Connie valoró el otro lado de la cuestión.
—No mucho —dijo convencida.
—Entonces olvidémonos de todo esto y vamos a ser decentes y sencillos, como deben tratarse dos seres humanos. ¡Maldita sea esa exigencia artificial del sexo! ¡La rechazo!

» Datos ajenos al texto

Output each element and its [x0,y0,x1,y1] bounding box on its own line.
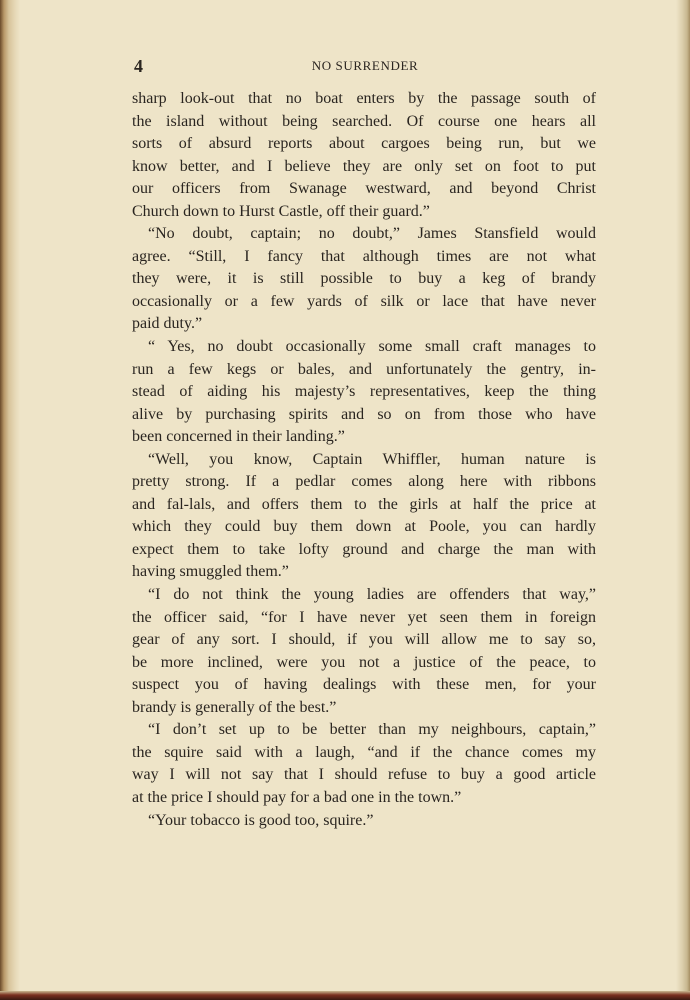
text-line: “I don’t set up to be better than my neighbours, captain,” [148,721,596,739]
text-line: “Your tobacco is good too, squire.” [148,811,374,829]
text-line: and fal-lals, and offers them to the girls at half the price at [132,495,596,513]
text-line: alive by purchasing spirits and so on from those who have [132,405,596,423]
page-binding-edge [0,0,20,1000]
text-line: the squire said with a laugh, “and if the chance comes my [132,743,596,761]
text-line: occasionally or a few yards of silk or lace that have never [132,292,596,310]
text-line: “No doubt, captain; no doubt,” James Stansfield would [148,225,596,243]
text-line: “ Yes, no doubt occasionally some small craft manages to [148,338,596,356]
page-right-edge [676,0,690,1000]
text-line: run a few kegs or bales, and unfortunately the gentry, in- [132,360,596,378]
text-line: brandy is generally of the best.” [132,698,337,716]
text-line: sorts of absurd reports about cargoes being run, but we [132,135,596,153]
text-line: sharp look-out that no boat enters by the passage south of [132,90,596,107]
text-line: know better, and I believe they are only set on foot to put [132,157,596,175]
text-line: way I will not say that I should refuse to buy a good article [132,766,596,784]
text-line: which they could buy them down at Poole, you can hardly [132,518,596,536]
text-line: been concerned in their landing.” [132,428,345,446]
text-line: be more inclined, were you not a justice of the peace, to [132,653,596,671]
text-line: Church down to Hurst Castle, off their guard.” [132,202,430,220]
text-line: at the price I should pay for a bad one in the town.” [132,788,462,806]
body-text [132,88,596,832]
page-bottom-band [0,991,690,1000]
text-line: our officers from Swanage westward, and beyond Christ [132,180,596,198]
text-line: “I do not think the young ladies are offenders that way,” [148,586,596,604]
text-line: having smuggled them.” [132,563,289,581]
text-line: “Well, you know, Captain Whiffler, human nature is [148,450,596,468]
text-line: the island without being searched. Of course one hears all [132,112,596,130]
text-line: pretty strong. If a pedlar comes along here with ribbons [132,473,596,491]
text-line: the officer said, “for I have never yet seen them in foreign [132,608,596,626]
text-line: stead of aiding his majesty’s representatives, keep the thing [132,383,596,401]
text-line: agree. “Still, I fancy that although times are not what [132,247,596,265]
page-header [132,56,598,78]
text-line: expect them to take lofty ground and charge the man with [132,540,596,558]
running-head: NO SURRENDER [311,58,419,73]
text-line: they were, it is still possible to buy a keg of brandy [132,270,596,288]
text-line: suspect you of having dealings with these men, for your [132,676,596,694]
page-number: 4 [134,56,143,76]
text-line: gear of any sort. I should, if you will allow me to say so, [132,631,596,649]
text-line: paid duty.” [132,315,203,333]
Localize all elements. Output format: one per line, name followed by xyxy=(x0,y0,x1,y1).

Connie sabía que Tommy estaba en lo correcto. Y sus palabras la hicieron sentirse desolada, desolada y perdida. Como una astilla en un estanque tenebroso. ¿Cuál era su posición? La de ella o la que fuera.
Su juventud se rebeló. Los hombres eran cosas viejas y frías. Todo era viejo y frío. Y Michaelis la había decepcionado, no era un buen hombre. Los hombres no la querían, los hombres no querían a ninguna mujer, ni siquiera Michaelis.
Y los peores eran los patanes que fingían interesarse y en seguida iniciaban el juego del sexo.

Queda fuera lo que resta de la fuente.